Jujur, pandangan saya agak kabur, setelah membaca komentar Menteri Hukum dan Hak Asasi Manusia, Yasonna Laoly, sewaktu menanggapi pemberian remisi bagi Susrama.
“Pertimbangannya, dia sekarang sudah sepuluh tahun di penjara. Dan dia selama melaksanakan masa hukumannya, tidak pernah ada cacat, mengikuti program dengan baik, berkelakuan baik,” kata Yasonna.
Yasonna juga menegaskan perbuatan Susrama bukan termasuk kejahatan luar biasa. Menurut dia, remisi sejenis juga sudah sering diberikan ke banyak narapidana.
“Jadi dihukum itu, orang tidak dikasih remisi, enggak muat itu lapas semua kalau semua dihukum, enggak pernah dikasih remisi,” tambah dia.
Saya kira sudah pantas, jika kebijakan Presiden Joko Widodo dikecam oleh Aliansi Jurnalis Independen (AJI) dengan tiga poin:
- Mengecam kebijakan Presiden Joko Widodo yang memberikan remisi kepada pelaku pembunuhan keji terhadap jurnalis. Fakta persidangan jelas menyatakan bahwa pembunuhan ini terkait berita dan pembunuhannya dilakukan secara terencana. Susrama sudah dihukum ringan, karena jaksa sebenarnya menuntutnya dengan hukuman mati, tapi hakim mengganjarnya dengan hukuman seumur hidup.
- Kebijakan presiden yang mengurangi hukuman itu melukai rasa keadilan tidak hanya keluarga korban, tapi jurnalis di Indonesia.
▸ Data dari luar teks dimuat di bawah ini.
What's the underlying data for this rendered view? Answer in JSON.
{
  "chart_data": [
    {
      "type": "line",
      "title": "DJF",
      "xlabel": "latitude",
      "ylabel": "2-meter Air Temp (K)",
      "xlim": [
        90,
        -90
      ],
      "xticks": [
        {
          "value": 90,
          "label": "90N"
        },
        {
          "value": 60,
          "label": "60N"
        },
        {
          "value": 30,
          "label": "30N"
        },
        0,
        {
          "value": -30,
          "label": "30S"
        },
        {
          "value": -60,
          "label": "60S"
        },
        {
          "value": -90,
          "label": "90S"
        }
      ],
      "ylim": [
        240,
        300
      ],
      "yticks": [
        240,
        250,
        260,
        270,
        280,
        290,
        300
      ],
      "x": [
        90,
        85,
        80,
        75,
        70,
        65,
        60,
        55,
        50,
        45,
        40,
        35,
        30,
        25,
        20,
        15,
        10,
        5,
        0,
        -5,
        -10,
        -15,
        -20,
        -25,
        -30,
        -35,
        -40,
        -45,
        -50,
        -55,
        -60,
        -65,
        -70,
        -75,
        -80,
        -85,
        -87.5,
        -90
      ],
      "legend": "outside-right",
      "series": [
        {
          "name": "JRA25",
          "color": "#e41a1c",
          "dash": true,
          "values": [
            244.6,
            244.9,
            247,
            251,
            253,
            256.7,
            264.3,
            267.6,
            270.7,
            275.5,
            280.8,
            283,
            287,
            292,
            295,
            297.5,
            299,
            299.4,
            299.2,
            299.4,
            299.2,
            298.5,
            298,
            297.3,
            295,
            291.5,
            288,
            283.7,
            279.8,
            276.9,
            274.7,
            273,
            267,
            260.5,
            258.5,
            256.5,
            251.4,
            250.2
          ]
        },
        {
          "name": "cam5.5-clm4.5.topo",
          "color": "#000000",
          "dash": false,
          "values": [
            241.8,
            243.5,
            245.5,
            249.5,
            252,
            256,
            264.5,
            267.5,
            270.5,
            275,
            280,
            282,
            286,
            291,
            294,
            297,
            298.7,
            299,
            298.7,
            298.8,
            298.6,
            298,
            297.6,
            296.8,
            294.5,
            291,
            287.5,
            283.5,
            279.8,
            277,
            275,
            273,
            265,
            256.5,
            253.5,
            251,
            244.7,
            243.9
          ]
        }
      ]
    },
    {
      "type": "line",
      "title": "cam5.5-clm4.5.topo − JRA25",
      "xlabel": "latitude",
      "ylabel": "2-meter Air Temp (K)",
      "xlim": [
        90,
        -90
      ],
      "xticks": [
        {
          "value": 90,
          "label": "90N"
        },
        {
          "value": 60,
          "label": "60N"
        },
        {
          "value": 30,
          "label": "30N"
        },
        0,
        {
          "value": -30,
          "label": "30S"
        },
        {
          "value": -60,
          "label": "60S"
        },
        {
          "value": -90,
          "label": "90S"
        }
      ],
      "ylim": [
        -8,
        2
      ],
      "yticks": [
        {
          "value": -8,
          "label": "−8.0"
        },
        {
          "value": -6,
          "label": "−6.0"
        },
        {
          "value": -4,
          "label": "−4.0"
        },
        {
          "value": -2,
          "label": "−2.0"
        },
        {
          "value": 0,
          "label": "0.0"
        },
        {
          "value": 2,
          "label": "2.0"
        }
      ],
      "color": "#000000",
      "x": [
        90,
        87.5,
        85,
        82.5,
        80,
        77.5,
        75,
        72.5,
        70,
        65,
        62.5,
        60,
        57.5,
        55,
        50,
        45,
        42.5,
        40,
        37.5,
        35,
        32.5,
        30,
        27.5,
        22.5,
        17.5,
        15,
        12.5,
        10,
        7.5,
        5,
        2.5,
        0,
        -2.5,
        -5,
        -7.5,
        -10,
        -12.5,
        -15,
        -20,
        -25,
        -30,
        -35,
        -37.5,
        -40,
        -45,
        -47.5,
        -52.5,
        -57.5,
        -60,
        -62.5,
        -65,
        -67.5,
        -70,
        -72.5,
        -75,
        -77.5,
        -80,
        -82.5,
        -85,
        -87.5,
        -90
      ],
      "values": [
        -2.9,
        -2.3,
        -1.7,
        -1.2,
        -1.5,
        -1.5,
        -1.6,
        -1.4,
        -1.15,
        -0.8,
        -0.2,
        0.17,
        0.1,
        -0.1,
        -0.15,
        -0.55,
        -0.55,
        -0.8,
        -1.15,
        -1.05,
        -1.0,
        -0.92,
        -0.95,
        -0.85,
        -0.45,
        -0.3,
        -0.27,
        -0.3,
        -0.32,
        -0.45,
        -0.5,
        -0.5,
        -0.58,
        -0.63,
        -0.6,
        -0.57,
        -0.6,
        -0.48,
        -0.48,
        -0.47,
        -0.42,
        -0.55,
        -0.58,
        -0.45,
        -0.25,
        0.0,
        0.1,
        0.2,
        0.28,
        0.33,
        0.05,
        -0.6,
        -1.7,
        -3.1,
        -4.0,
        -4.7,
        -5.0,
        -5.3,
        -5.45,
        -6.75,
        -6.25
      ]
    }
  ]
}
- Meminta Presiden Joko Widodo mencabut keputusan presiden pemberian remisi terhadap Susrama. Kami menilai kebijakan semacam ini tidak arif dan memberikan pesan yang kurang bersahabat bagi pers Indonesia. AJI menilai, tak diadilinya pelaku kekerasan terhadap jurnalis, termasuk juga memberikan keringanan hukuman bagi para pelakunya, akan menyuburkan iklim impunitas dan membuat para pelaku kekerasan tidak jera, dan itu bisa memicu kekerasan terus berlanjut.